Murray has already said that she supports Cardona.

3. What will be Cardona’s overarching strategy for improving schools, during and after COVID?

“We must embrace the opportunity to reimagine education — and build it back better,” Cardona said in December, echoing a Biden campaign slogan. “For me, education was the great equalizer. But for too many students, your ZIP code and your skin color remain the best predictor of the opportunities you’ll have in your lifetime.”

The question will be what that “reimagination” looks like, and how Cardona will try to make it happen. Will he focus on resource inequities? A national campaign to make up learning loss through tutoring? Diversifying the teaching profession, something he’s written about? Expanding access to bilingual education, which he has a degree in and has advocated for in Connecticut? More technology? School infrastructure? School integration?

He’ll likely face questions Wednesday about what specific strategies he’ll promote, particularly when it comes to making up COVID-induced learning loss.  

4. How will Cardona approach the school choice battles that defined prior administrations?

Unlike the Trump and Obama administrations, the Biden administration’s education department won’t be focused on the issue of school choice. But it’s not clear how Cardona will approach charter schools, which have long divided the Democratic party.

Cardona, who spent most of his career working in a public school district, has a thin track record on the issue. “Charter schools provide choice for parents that are seeking choice, so I think it’s a viable option,” he said during his Connecticut confirmation hearing. But neighborhood schools are “going to be the core work that not only myself but the people behind me in the agency that I represent will have while I’m commissioner.”

“He is much more of an educator than a politician or an ideologue — he’s not pro-charter or anti-charter,” said Dacia Toll, the CEO of Achievement First, a charter network with schools in Connecticut.

As education secretary, Cardona may be able to almost completely sidestep the question. One exception: The U.S. Department of Education regularly issues hundreds of millions in grants to help new charter schools start. Critics want this fund eliminated; charter advocates want it to continue.

There’s a good chance Cardona will face questions from Republicans who support charter schools and private school vouchers.

5. How quickly, and how exactly, will Cardona reverse some of DeVos’ moves?

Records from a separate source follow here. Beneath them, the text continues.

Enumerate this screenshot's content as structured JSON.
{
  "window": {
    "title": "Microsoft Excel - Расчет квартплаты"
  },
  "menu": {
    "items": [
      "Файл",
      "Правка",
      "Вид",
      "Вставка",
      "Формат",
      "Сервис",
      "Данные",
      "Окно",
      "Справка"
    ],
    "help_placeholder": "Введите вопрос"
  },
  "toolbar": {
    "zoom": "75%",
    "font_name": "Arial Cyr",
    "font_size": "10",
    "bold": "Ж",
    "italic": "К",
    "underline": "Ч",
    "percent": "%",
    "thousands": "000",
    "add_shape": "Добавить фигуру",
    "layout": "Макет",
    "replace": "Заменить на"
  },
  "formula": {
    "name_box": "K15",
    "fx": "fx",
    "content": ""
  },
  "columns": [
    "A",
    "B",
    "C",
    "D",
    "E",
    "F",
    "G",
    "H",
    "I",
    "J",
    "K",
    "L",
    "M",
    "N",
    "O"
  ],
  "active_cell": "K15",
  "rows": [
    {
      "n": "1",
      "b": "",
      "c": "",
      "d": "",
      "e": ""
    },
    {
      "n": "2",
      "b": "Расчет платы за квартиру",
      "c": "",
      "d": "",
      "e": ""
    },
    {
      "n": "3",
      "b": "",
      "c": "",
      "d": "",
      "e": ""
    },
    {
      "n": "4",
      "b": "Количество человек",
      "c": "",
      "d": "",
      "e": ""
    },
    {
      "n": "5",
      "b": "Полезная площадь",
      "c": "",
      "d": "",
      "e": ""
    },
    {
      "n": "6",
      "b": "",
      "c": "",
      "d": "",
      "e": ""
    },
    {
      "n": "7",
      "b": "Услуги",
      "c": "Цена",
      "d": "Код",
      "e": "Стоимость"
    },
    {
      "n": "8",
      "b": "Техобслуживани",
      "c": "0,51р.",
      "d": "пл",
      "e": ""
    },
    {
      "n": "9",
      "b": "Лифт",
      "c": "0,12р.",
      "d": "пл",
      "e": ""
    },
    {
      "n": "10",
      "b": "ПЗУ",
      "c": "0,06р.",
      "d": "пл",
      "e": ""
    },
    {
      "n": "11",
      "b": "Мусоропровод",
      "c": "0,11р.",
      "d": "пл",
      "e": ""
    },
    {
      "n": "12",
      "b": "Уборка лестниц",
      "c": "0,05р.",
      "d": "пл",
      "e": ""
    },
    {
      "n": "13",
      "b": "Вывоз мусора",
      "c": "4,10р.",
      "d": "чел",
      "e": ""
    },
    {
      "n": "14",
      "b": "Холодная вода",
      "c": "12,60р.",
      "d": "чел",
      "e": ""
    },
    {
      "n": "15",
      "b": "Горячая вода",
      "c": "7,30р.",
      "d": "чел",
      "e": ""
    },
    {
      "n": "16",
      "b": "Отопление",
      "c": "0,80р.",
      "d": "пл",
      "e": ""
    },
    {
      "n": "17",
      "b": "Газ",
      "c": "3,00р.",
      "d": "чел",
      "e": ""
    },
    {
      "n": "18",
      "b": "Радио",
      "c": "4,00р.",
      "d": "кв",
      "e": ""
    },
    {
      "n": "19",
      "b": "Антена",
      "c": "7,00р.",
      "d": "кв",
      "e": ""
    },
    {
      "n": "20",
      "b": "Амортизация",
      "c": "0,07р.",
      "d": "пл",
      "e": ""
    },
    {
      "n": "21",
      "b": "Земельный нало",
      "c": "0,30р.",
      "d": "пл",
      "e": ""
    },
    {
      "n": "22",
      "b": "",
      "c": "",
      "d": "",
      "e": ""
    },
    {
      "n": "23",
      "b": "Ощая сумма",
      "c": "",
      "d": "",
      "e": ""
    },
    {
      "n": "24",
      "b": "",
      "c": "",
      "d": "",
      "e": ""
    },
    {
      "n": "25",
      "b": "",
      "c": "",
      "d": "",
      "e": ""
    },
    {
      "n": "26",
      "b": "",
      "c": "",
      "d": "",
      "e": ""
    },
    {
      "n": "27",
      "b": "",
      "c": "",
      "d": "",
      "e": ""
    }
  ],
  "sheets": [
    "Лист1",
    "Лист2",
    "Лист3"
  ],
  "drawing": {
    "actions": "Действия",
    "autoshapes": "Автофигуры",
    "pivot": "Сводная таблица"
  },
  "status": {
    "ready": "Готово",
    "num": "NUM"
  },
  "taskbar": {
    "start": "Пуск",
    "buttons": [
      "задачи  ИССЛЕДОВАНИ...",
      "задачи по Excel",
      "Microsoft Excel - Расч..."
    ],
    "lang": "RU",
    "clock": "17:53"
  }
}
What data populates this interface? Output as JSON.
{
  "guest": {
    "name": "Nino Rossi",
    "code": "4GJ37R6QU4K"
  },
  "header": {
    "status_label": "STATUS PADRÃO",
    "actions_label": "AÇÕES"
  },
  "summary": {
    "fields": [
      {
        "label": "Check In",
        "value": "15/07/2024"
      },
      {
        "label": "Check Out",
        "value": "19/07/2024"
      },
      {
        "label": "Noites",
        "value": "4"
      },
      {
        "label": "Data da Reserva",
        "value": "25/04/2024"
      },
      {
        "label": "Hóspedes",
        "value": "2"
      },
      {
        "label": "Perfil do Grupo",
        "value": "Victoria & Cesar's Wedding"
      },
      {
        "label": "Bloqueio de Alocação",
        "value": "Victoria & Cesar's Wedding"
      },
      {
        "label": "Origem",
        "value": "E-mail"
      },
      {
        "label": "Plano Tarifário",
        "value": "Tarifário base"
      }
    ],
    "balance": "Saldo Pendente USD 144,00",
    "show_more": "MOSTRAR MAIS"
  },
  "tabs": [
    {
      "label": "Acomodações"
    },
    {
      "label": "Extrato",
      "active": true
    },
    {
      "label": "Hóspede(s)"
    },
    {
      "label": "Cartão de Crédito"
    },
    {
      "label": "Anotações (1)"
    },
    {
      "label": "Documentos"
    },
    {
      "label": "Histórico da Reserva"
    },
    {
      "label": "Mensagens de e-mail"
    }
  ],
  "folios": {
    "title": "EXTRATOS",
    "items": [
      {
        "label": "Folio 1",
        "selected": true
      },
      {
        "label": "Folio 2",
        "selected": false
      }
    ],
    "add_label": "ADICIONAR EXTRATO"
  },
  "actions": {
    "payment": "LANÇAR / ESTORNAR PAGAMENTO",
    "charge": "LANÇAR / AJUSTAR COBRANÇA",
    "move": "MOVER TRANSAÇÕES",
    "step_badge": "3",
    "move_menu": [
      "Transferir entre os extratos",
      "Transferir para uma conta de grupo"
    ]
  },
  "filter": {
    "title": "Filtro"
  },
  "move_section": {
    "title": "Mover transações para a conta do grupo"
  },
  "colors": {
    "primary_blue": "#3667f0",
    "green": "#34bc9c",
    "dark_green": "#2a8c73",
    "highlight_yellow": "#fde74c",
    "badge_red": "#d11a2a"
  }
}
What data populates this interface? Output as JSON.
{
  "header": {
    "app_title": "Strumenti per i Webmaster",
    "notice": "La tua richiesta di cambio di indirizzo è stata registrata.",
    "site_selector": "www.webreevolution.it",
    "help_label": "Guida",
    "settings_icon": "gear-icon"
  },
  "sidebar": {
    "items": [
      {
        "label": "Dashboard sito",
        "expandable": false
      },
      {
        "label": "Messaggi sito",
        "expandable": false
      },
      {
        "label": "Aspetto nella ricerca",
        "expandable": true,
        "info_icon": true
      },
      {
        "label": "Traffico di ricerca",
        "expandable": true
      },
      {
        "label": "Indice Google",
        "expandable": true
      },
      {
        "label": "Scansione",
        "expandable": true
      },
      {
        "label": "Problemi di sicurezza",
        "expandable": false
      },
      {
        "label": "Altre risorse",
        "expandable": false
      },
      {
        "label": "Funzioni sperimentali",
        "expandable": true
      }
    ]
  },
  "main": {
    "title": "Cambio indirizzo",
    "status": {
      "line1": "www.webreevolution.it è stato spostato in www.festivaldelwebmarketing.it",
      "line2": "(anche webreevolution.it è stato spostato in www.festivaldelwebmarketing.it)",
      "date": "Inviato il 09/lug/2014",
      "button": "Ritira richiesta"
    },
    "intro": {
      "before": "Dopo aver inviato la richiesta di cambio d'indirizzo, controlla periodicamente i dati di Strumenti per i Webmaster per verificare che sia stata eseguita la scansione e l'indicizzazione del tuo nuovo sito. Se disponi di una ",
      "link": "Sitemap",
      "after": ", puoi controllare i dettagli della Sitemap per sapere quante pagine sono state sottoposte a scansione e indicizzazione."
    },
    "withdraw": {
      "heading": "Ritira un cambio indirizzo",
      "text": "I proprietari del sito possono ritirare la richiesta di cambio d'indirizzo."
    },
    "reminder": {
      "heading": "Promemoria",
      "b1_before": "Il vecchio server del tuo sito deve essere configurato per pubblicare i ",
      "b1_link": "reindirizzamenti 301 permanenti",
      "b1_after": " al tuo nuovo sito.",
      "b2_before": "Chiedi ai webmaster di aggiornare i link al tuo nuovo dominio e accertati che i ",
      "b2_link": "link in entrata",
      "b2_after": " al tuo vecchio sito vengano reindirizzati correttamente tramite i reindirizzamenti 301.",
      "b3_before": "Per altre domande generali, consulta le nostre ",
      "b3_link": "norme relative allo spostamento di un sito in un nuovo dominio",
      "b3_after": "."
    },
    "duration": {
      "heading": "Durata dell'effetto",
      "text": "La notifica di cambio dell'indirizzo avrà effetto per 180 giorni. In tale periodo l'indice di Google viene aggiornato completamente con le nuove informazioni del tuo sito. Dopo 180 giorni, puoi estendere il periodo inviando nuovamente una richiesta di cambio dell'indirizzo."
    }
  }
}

Campaigning for president, Biden promised to reverse a number of DeVos’ decisions, particularly around civil rights. The list of what Cardona could undo — or in some cases re-do — is long.

DeVos scrapped Obama-era guidance attempting to reduce disproportionate suspension rates of students of color. She eliminated a document carving out how districts could consider students’ race in school integration plans, and she defunded a small grant program encouraging school districts to pursue integration. She sought to limit transgender students’ ability to use bathrooms and play on sports teams based on their identified gender. And, late in her tenure, she stopped enforcing a federal law limiting religious groups from accessing charter school funding, saying that it was unconstitutional.

Progressive and civil rights groups have made several of these items a key priority. The questions for Cardona, if confirmed, becomes how quickly he acts and whether he reverses DeVos in every area that he can.